Measuring angle-resolved dynamic deformation of micromirrors with digital stroboscopic holography

We report the use of digital holographic microscopy to study harmonic evolution of dynamic deformation of two orthogonal modes of resonating piezoelectric MEMS mirror with a gimbal frame suspension. For the bending mode, the results show a linear relationship between dynamic deformation and the optical scan angle. For the torsional mode, a hysteretic behavior is observed, showing a significant difference depending on the scan direction. The difference was measured to be 45 nm, representing 18% of the total dynamic deformation of this mode. To investigate this effect, a point-by-point Fourier expansion method of the deformation cycle was employed and mechanical harmonics were extracted. From studying the first harmonic, we conclude that the origin of the hysteresis can be attributed to the phase difference in the oscillation of the two extrema points at the edge of the mirror, defining the peak-to-value deformation.

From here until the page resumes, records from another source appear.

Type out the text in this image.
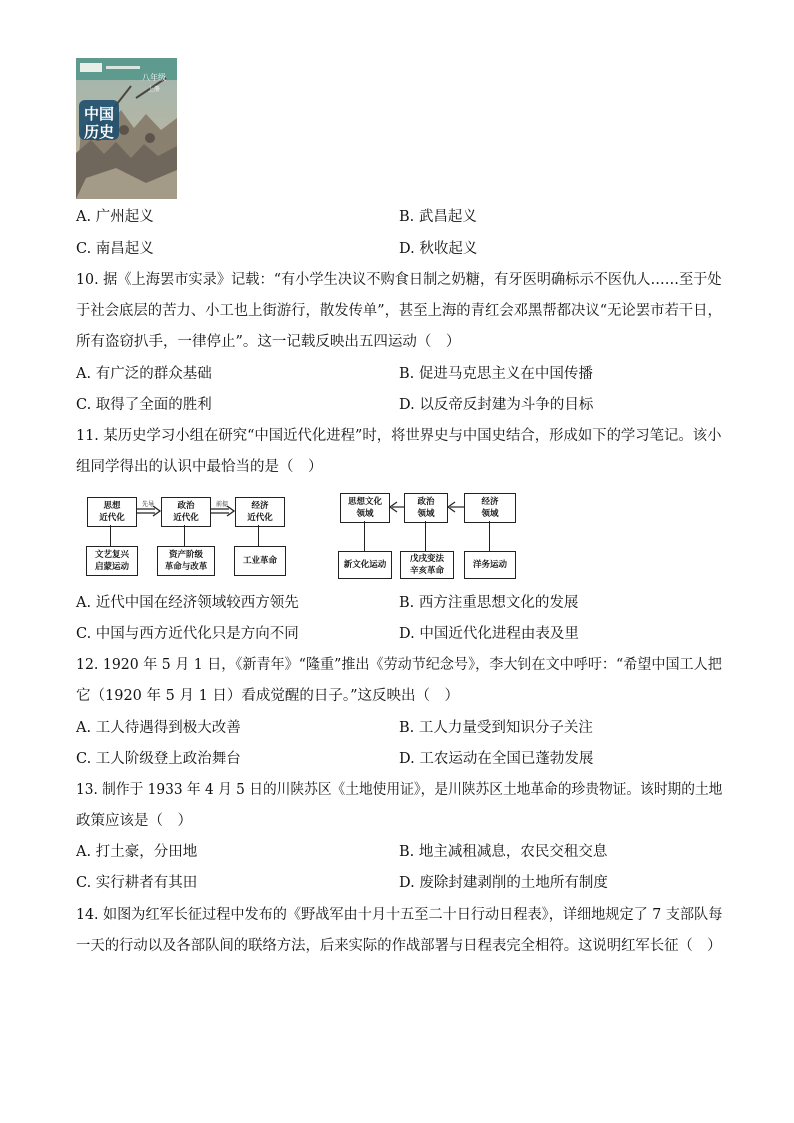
八年级
上册
中国
历史
A. 广州起义	B. 武昌起义
C. 南昌起义	D. 秋收起义
10. 据《上海罢市实录》记载：“有小学生决议不购食日制之奶糖，有牙医明确标示不医仇人……至于处
于社会底层的苦力、小工也上街游行，散发传单”，甚至上海的青红会邓黑帮都决议“无论罢市若干日，
所有盗窃扒手，一律停止”。这一记载反映出五四运动（　）
A. 有广泛的群众基础	B. 促进马克思主义在中国传播
C. 取得了全面的胜利	D. 以反帝反封建为斗争的目标
11. 某历史学习小组在研究“中国近代化进程”时，将世界史与中国史结合，形成如下的学习笔记。该小
组同学得出的认识中最恰当的是（　）
思想
近代化
政治
近代化
经济
近代化
先导	前提
文艺复兴
启蒙运动
资产阶级
革命与改革
工业革命
思想文化
领域
政治
领域
经济
领域
新文化运动
戊戌变法
辛亥革命
洋务运动
A. 近代中国在经济领域较西方领先	B. 西方注重思想文化的发展
C. 中国与西方近代化只是方向不同	D. 中国近代化进程由表及里
12. 1920 年 5 月 1 日，《新青年》“隆重”推出《劳动节纪念号》，李大钊在文中呼吁：“希望中国工人把
它（1920 年 5 月 1 日）看成觉醒的日子。”这反映出（　）
A. 工人待遇得到极大改善	B. 工人力量受到知识分子关注
C. 工人阶级登上政治舞台	D. 工农运动在全国已蓬勃发展
13. 制作于 1933 年 4 月 5 日的川陕苏区《土地使用证》，是川陕苏区土地革命的珍贵物证。该时期的土地
政策应该是（　）
A. 打土豪，分田地	B. 地主减租减息，农民交租交息
C. 实行耕者有其田	D. 废除封建剥削的土地所有制度
14. 如图为红军长征过程中发布的《野战军由十月十五至二十日行动日程表》，详细地规定了 7 支部队每
一天的行动以及各部队间的联络方法，后来实际的作战部署与日程表完全相符。这说明红军长征（　）
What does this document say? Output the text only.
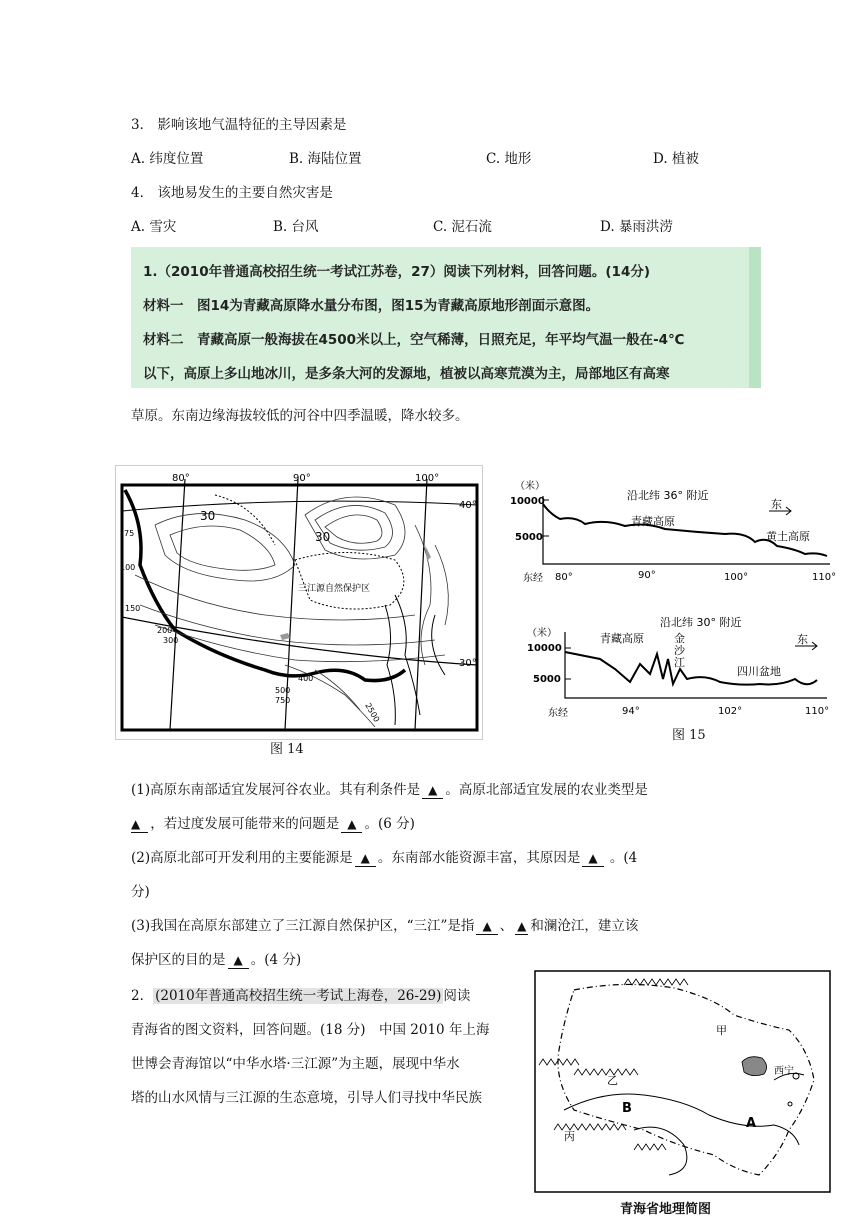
3． 影响该地气温特征的主导因素是
A. 纬度位置	B. 海陆位置	C. 地形	D. 植被
4． 该地易发生的主要自然灾害是
A. 雪灾	B. 台风	C. 泥石流	D. 暴雨洪涝
1.（2010年普通高校招生统一考试江苏卷，27）阅读下列材料，回答问题。(14分)
材料一　图14为青藏高原降水量分布图，图15为青藏高原地形剖面示意图。
材料二　青藏高原一般海拔在4500米以上，空气稀薄，日照充足，年平均气温一般在-4℃
以下，高原上多山地冰川，是多条大河的发源地，植被以高寒荒漠为主，局部地区有高寒
草原。东南边缘海拔较低的河谷中四季温暖，降水较多。
80°	90°	100°
40°
30°
30
30
75
100
150
200
300
400
500
750
2500
三江源自然保护区
图 14
（米）
沿北纬 36° 附近
东
10000
5000
青藏高原
黄土高原
东经 80°	90°	100°	110°
（米）
沿北纬 30° 附近
东
10000
5000
青藏高原	金
沙
江
四川盆地
东经	94°	102°	110°
图 15
(1)高原东南部适宜发展河谷农业。其有利条件是 ▲ 。高原北部适宜发展的农业类型是
▲ ，若过度发展可能带来的问题是 ▲ 。(6 分)
(2)高原北部可开发利用的主要能源是 ▲ 。东南部水能资源丰富，其原因是 ▲ 。(4
分)
(3)我国在高原东部建立了三江源自然保护区，“三江”是指 ▲ 、 ▲ 和澜沧江，建立该
保护区的目的是 ▲ 。(4 分)
2． (2010年普通高校招生统一考试上海卷，26-29) 阅读
青海省的图文资料，回答问题。(18 分)　中国 2010 年上海
世博会青海馆以“中华水塔·三江源”为主题，展现中华水
塔的山水风情与三江源的生态意境，引导人们寻找中华民族
甲
乙
丙
B
A
西宁
青海省地理简图
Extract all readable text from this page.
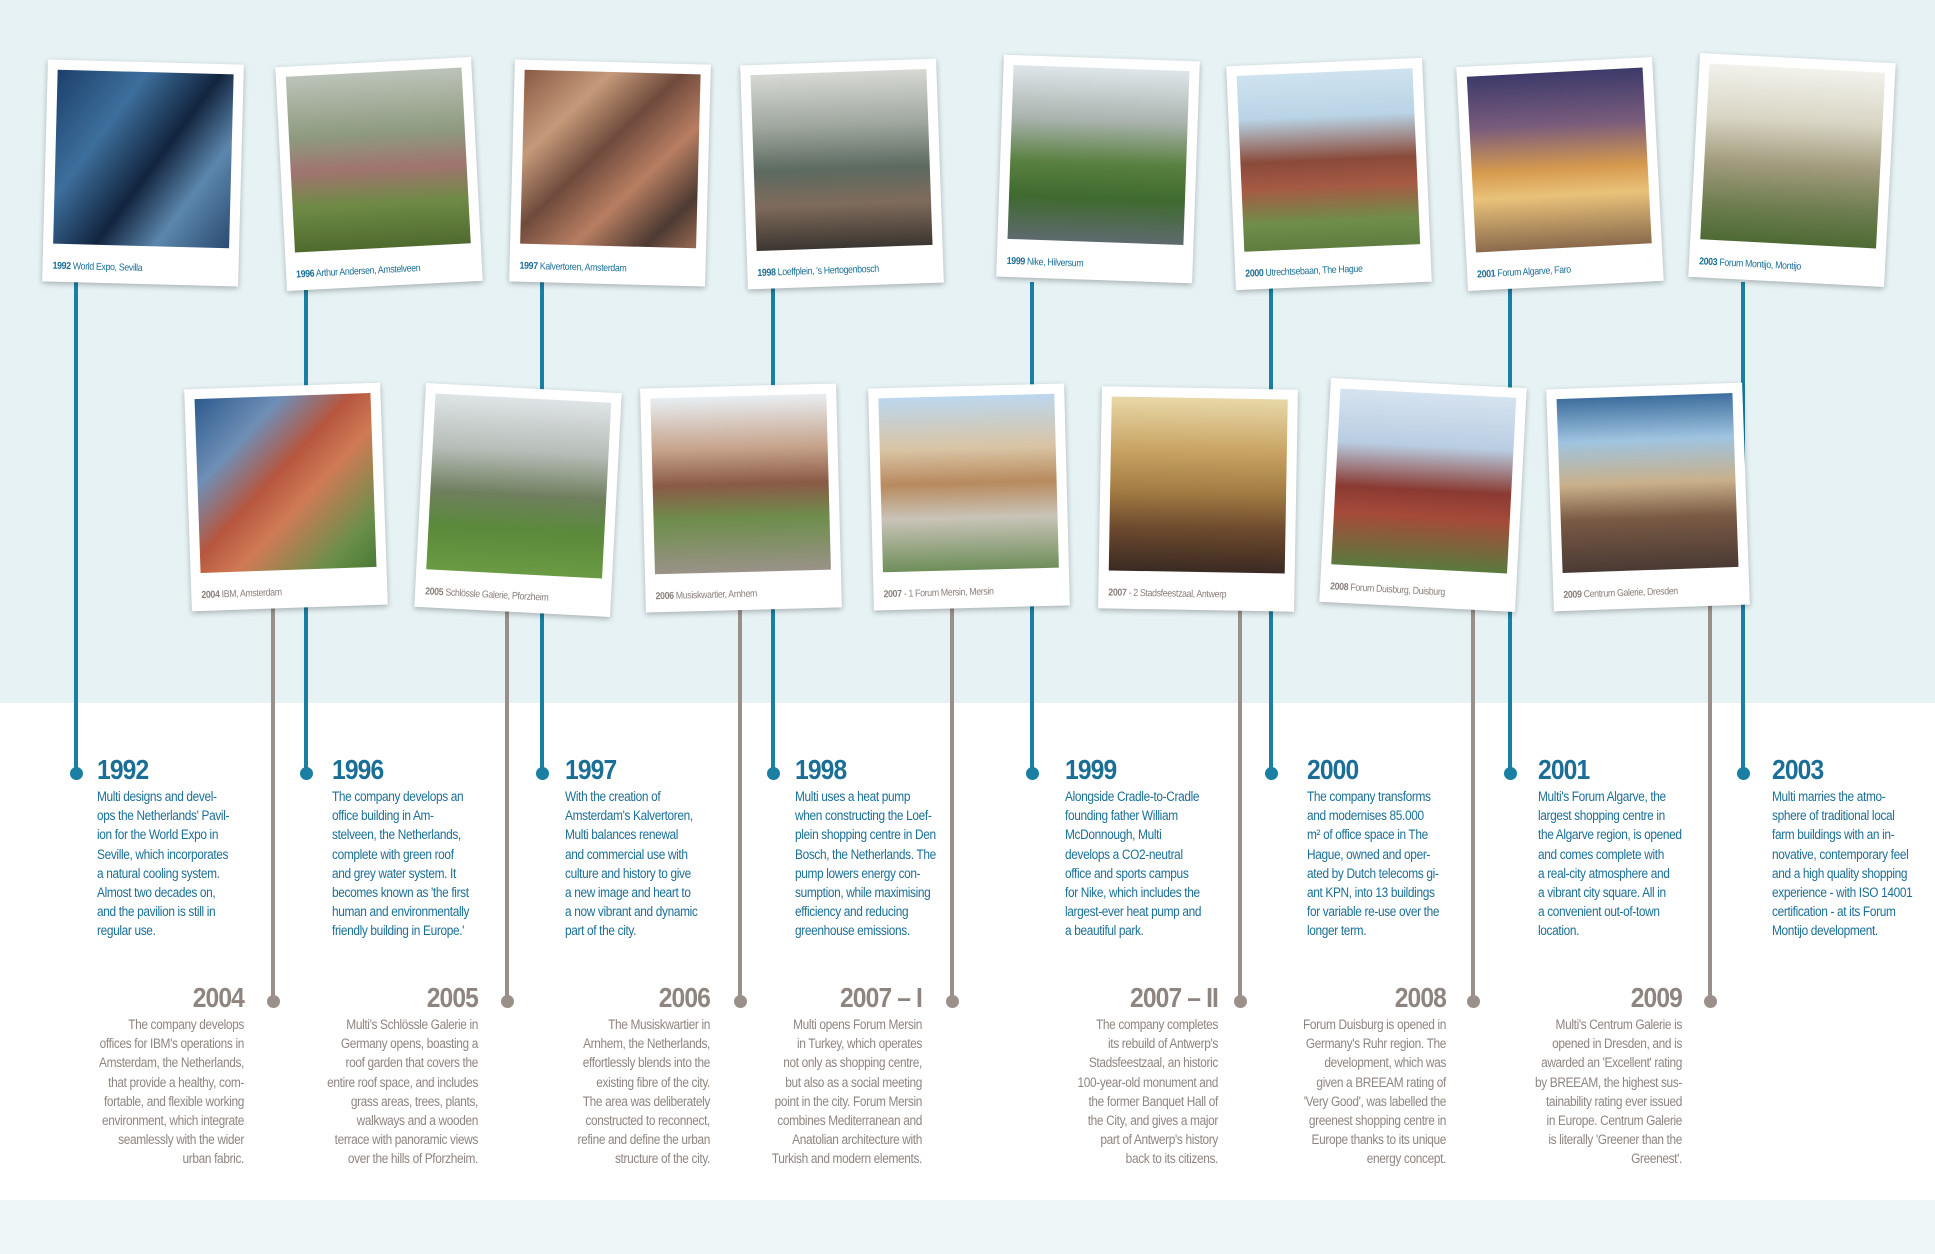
1992 World Expo, Sevilla
1996 Arthur Andersen, Amstelveen	1997 Kalvertoren, Amsterdam	1998 Loeffplein, 's Hertogenbosch
1999 Nike, Hilversum
2000 Utrechtsebaan, The Hague	2001 Forum Algarve, Faro
2003 Forum Montijo, Montijo
2004 IBM, Amsterdam	2005 Schlössle Galerie, Pforzheim	2006 Musiskwartier, Arnhem	2007 - 1 Forum Mersin, Mersin	2007 - 2 Stadsfeestzaal, Antwerp
2008 Forum Duisburg, Duisburg	2009 Centrum Galerie, Dresden
1992
Multi designs and devel-
ops the Netherlands' Pavil-
ion for the World Expo in
Seville, which incorporates
a natural cooling system.
Almost two decades on,
and the pavilion is still in
regular use.
1996
The company develops an
office building in Am-
stelveen, the Netherlands,
complete with green roof
and grey water system. It
becomes known as 'the first
human and environmentally
friendly building in Europe.'
1997
With the creation of
Amsterdam's Kalvertoren,
Multi balances renewal
and commercial use with
culture and history to give
a new image and heart to
a now vibrant and dynamic
part of the city.
1998
Multi uses a heat pump
when constructing the Loef-
plein shopping centre in Den
Bosch, the Netherlands. The
pump lowers energy con-
sumption, while maximising
efficiency and reducing
greenhouse emissions.
1999
Alongside Cradle-to-Cradle
founding father William
McDonnough, Multi
develops a CO2-neutral
office and sports campus
for Nike, which includes the
largest-ever heat pump and
a beautiful park.
2000
The company transforms
and modernises 85.000
m² of office space in The
Hague, owned and oper-
ated by Dutch telecoms gi-
ant KPN, into 13 buildings
for variable re-use over the
longer term.
2001
Multi's Forum Algarve, the
largest shopping centre in
the Algarve region, is opened
and comes complete with
a real-city atmosphere and
a vibrant city square. All in
a convenient out-of-town
location.
2003
Multi marries the atmo-
sphere of traditional local
farm buildings with an in-
novative, contemporary feel
and a high quality shopping
experience - with ISO 14001
certification - at its Forum
Montijo development.
2004
The company develops
offices for IBM's operations in
Amsterdam, the Netherlands,
that provide a healthy, com-
fortable, and flexible working
environment, which integrate
seamlessly with the wider
urban fabric.
2005
Multi's Schlössle Galerie in
Germany opens, boasting a
roof garden that covers the
entire roof space, and includes
grass areas, trees, plants,
walkways and a wooden
terrace with panoramic views
over the hills of Pforzheim.
2006
The Musiskwartier in
Arnhem, the Netherlands,
effortlessly blends into the
existing fibre of the city.
The area was deliberately
constructed to reconnect,
refine and define the urban
structure of the city.
2007 – I
Multi opens Forum Mersin
in Turkey, which operates
not only as shopping centre,
but also as a social meeting
point in the city. Forum Mersin
combines Mediterranean and
Anatolian architecture with
Turkish and modern elements.
2007 – II
The company completes
its rebuild of Antwerp's
Stadsfeestzaal, an historic
100-year-old monument and
the former Banquet Hall of
the City, and gives a major
part of Antwerp's history
back to its citizens.
2008
Forum Duisburg is opened in
Germany's Ruhr region. The
development, which was
given a BREEAM rating of
'Very Good', was labelled the
greenest shopping centre in
Europe thanks to its unique
energy concept.
2009
Multi's Centrum Galerie is
opened in Dresden, and is
awarded an 'Excellent' rating
by BREEAM, the highest sus-
tainability rating ever issued
in Europe. Centrum Galerie
is literally 'Greener than the
Greenest'.
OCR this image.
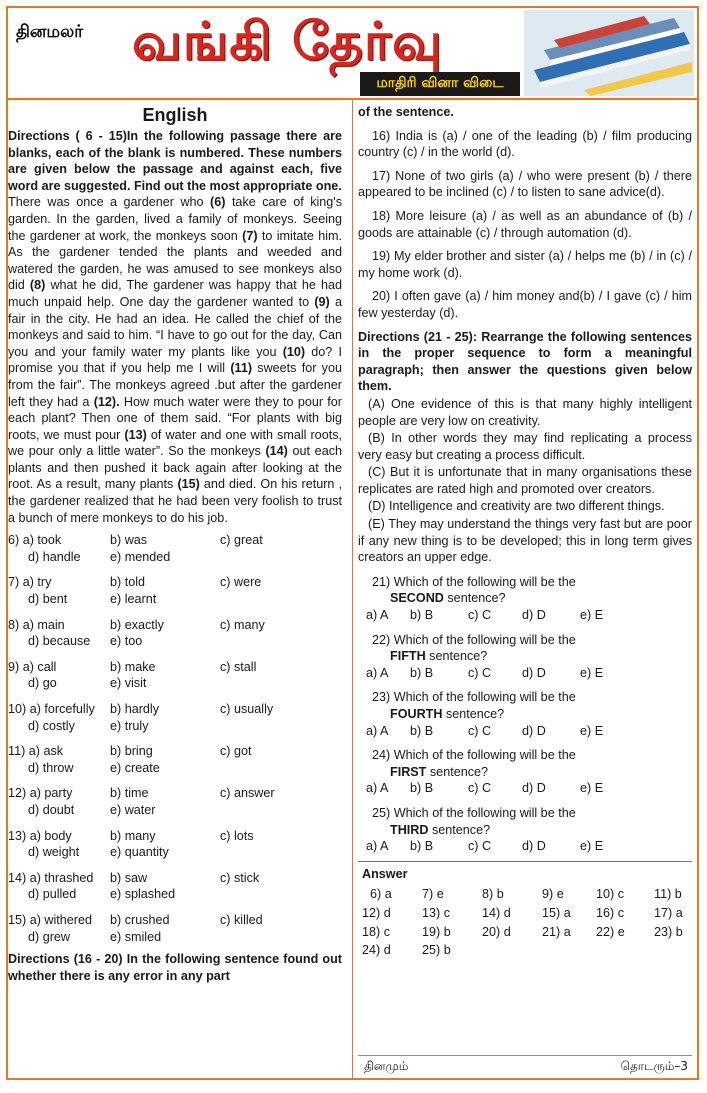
தினமலர் வங்கி தேர்வு
மாதிரி வினா விடை

English

Directions ( 6 - 15)In the following passage there are blanks, each of the blank is numbered. These numbers are given below the passage and against each, five word are suggested. Find out the most appropriate one.

There was once a gardener who (6) take care of king's garden. In the garden, lived a family of monkeys. Seeing the gardener at work, the monkeys soon (7) to imitate him. As the gardener tended the plants and weeded and watered the garden, he was amused to see monkeys also did (8) what he did, The gardener was happy that he had much unpaid help. One day the gardener wanted to (9) a fair in the city. He had an idea. He called the chief of the monkeys and said to him. “I have to go out for the day, Can you and your family water my plants like you (10) do? I promise you that if you help me I will (11) sweets for you from the fair”. The monkeys agreed .but after the gardener left they had a (12). How much water were they to pour for each plant? Then one of them said. “For plants with big roots, we must pour (13) of water and one with small roots, we pour only a little water”. So the monkeys (14) out each plants and then pushed it back again after looking at the root. As a result, many plants (15) and died. On his return , the gardener realized that he had been very foolish to trust a bunch of mere monkeys to do his job.

6) a) took	b) was	c) great
d) handle	e) mended
7) a) try	b) told	c) were
d) bent	e) learnt
8) a) main	b) exactly	c) many
d) because	e) too
9) a) call	b) make	c) stall
d) go	e) visit
10) a) forcefully	b) hardly	c) usually
d) costly	e) truly
11) a) ask	b) bring	c) got
d) throw	e) create
12) a) party	b) time	c) answer
d) doubt	e) water
13) a) body	b) many	c) lots
d) weight	e) quantity
14) a) thrashed	b) saw	c) stick
d) pulled	e) splashed
15) a) withered	b) crushed	c) killed
d) grew	e) smiled

Directions (16 - 20) In the following sentence found out whether there is any error in any part

of the sentence.

16) India is (a) / one of the leading (b) / film producing country (c) / in the world (d).

17) None of two girls (a) / who were present (b) / there appeared to be inclined (c) / to listen to sane advice(d).

18) More leisure (a) / as well as an abundance of (b) / goods are attainable (c) / through automation (d).

19) My elder brother and sister (a) / helps me (b) / in (c) / my home work (d).

20) I often gave (a) / him money and(b) / I gave (c) / him few yesterday (d).

Directions (21 - 25): Rearrange the following sentences in the proper sequence to form a meaningful paragraph; then answer the questions given below them.

(A) One evidence of this is that many highly intelligent people are very low on creativity.

(B) In other words they may find replicating a process very easy but creating a process difficult.

(C) But it is unfortunate that in many organisations these replicates are rated high and promoted over creators.

(D) Intelligence and creativity are two different things.

(E) They may understand the things very fast but are poor if any new thing is to be developed; this in long term gives creators an upper edge.

21) Which of the following will be the

SECOND sentence?

a) A	b) B	c) C	d) D	e) E

22) Which of the following will be the

FIFTH sentence?

a) A	b) B	c) C	d) D	e) E

23) Which of the following will be the

FOURTH sentence?

a) A	b) B	c) C	d) D	e) E

24) Which of the following will be the

FIRST sentence?

a) A	b) B	c) C	d) D	e) E

25) Which of the following will be the

THIRD sentence?

a) A	b) B	c) C	d) D	e) E

Answer

6) a	7) e	8) b	9) e	10) c	11) b
12) d	13) c	14) d	15) a	16) c	17) a
18) c	19) b	20) d	21) a	22) e	23) b
24) d	25) b
தினமும்	தொடரும்–3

In addition, higher-order harmonic terms (3rd and 5th) were identified and are affecting the hysteresis shape. Next, a modulation transfer function, corresponding to the measured angle-resolved dynamic deformation was estimated. Results show small contrast loss originating from the torsional mode, with an almost negligible effect of the hysteresis. The loss of contrast is dominated by the dynamic deformation of bending mode and was estimated to be 96% already at 0.18 normalized spatial frequency.